Um detalhe que não passa desapercebido é a dinâmica do roteiro. Em nenhum momento o filme fica enfadonho, chato ou arrastado. Todas as cenas são enxutas e cumprem seu papel de contar a hist´roia sem enrolações. O filme é econômico até mesmo nas referências. Só peguei duas, de fato. A primeira rola logo no início do filme e é tão escancarada que nem preciso dar dicas aqui. Se você conhece as personagens do universo do Aranha, vai sacar de primeira. Já a outra tem a ver com a origem do Eddie Brock, mas é só um detalhe bobo, easter-egg de primeira, daqueles ruins de perceber. Fan-service total. Pra essa referência fica a dica: Não é a Gata Negra...
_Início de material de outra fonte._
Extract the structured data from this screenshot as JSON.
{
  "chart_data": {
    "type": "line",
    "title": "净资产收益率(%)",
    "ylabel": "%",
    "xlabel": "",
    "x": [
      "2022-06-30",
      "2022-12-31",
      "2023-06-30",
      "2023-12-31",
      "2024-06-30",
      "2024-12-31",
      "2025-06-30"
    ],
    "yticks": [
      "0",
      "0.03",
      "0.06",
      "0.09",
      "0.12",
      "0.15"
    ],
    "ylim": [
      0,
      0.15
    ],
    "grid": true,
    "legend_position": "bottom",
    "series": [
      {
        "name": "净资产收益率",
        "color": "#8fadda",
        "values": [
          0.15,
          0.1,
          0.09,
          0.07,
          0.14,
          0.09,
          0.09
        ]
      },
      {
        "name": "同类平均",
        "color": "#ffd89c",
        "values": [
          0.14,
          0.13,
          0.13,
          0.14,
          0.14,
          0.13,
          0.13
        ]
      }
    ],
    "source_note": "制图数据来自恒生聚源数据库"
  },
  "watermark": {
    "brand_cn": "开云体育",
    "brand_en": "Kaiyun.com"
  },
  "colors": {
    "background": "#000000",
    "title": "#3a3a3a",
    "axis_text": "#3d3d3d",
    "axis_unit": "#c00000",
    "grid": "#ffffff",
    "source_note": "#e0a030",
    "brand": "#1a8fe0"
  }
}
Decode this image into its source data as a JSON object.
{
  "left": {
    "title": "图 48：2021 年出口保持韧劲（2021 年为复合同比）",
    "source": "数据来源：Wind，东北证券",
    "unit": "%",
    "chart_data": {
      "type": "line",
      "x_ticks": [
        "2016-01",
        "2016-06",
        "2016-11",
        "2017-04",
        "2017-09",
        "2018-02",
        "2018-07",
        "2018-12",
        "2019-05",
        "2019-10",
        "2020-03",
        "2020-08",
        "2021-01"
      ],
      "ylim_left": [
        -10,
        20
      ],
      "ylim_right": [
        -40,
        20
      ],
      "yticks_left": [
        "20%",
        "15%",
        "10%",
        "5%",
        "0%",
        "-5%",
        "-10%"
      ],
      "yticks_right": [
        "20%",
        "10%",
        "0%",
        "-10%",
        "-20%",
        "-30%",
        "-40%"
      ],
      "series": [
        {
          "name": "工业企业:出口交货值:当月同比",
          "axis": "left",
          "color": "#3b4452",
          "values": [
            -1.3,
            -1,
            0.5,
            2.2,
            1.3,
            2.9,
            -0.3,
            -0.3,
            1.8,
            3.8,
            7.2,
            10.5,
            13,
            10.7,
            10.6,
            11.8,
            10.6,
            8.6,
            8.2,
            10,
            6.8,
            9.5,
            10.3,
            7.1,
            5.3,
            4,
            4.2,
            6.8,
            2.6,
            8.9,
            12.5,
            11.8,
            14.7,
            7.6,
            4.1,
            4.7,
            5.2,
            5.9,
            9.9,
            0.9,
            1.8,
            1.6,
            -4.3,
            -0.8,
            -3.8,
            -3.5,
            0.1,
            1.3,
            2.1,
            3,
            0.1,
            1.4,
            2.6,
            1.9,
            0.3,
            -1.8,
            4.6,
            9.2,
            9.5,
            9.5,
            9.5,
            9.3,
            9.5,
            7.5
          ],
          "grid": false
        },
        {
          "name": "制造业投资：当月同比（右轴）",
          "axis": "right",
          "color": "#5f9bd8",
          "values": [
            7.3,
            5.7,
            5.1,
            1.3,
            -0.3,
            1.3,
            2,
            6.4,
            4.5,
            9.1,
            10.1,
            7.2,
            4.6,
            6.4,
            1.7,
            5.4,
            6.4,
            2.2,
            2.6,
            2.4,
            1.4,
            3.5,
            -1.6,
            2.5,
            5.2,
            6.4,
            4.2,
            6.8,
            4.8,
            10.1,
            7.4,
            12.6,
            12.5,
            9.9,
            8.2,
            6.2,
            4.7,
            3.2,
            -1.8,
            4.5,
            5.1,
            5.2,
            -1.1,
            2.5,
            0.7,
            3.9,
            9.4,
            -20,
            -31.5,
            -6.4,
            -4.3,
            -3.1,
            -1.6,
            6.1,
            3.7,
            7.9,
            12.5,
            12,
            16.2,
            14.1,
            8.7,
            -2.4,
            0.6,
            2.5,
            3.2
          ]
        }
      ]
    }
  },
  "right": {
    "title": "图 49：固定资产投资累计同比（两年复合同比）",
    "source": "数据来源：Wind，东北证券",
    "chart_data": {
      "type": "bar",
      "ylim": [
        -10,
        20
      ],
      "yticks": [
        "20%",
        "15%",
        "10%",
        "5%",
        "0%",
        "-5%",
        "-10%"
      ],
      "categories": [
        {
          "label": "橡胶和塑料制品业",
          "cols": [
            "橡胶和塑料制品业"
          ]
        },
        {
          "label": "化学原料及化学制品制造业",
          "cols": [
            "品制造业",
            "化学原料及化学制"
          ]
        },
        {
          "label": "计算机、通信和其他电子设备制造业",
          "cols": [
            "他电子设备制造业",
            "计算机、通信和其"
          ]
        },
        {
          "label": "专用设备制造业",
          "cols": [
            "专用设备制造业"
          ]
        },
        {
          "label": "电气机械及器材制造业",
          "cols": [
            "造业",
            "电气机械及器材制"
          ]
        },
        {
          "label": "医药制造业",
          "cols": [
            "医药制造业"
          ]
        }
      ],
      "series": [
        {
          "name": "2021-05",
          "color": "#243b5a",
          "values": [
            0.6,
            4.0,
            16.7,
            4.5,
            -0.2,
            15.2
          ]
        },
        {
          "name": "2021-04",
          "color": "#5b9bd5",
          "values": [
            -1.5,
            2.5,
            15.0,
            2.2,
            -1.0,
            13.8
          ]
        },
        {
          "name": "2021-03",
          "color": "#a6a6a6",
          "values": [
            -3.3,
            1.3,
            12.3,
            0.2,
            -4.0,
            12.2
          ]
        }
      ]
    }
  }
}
Vale informar que o filme TEM CENA PÓS-CRÉDITO (mais precisamente, em meio aos créditos). Vem mais filme por aí. E ainda rola uma citação ao multiverso Marvel, bem sacada e que busca audiência para uma animação que invadirá os cinemas em breve. Não vou contar qual é. Vá ao cinema.

A trilha sonora é do compositor Ludwig Göransson, que escreveu a trilha de Pantera Negra. Com marcação de tuba e um arrojado trabalho de violoncelos, é uma das melhores trilhas do ano. Göransson imprimiu personalidade ao tema do protagonista e toda a orquestra que o acompanhou é mais do que competente. Um trabalho gostoso de ouvir e que caiu como uma luva na temática do longa. Vale conferir.

E assim, na companhia de Eddie Brock, fui à San Francisco, local importante do universo Marvel (pensou que era só em NY, ledo engano). Curti o passeio e acredito que você também vá curtir, se encarar o filme como uma diversão de fim-de-semana. Sem pirações de que filme de quadrinhos tem que ser espetacular sempre. Eles podem ser o que são na realidade off-fanboys: Um mero entretenimento.



Marlo George assistiu, escreveu e também cata duas long-necks da geladeira logo de cara.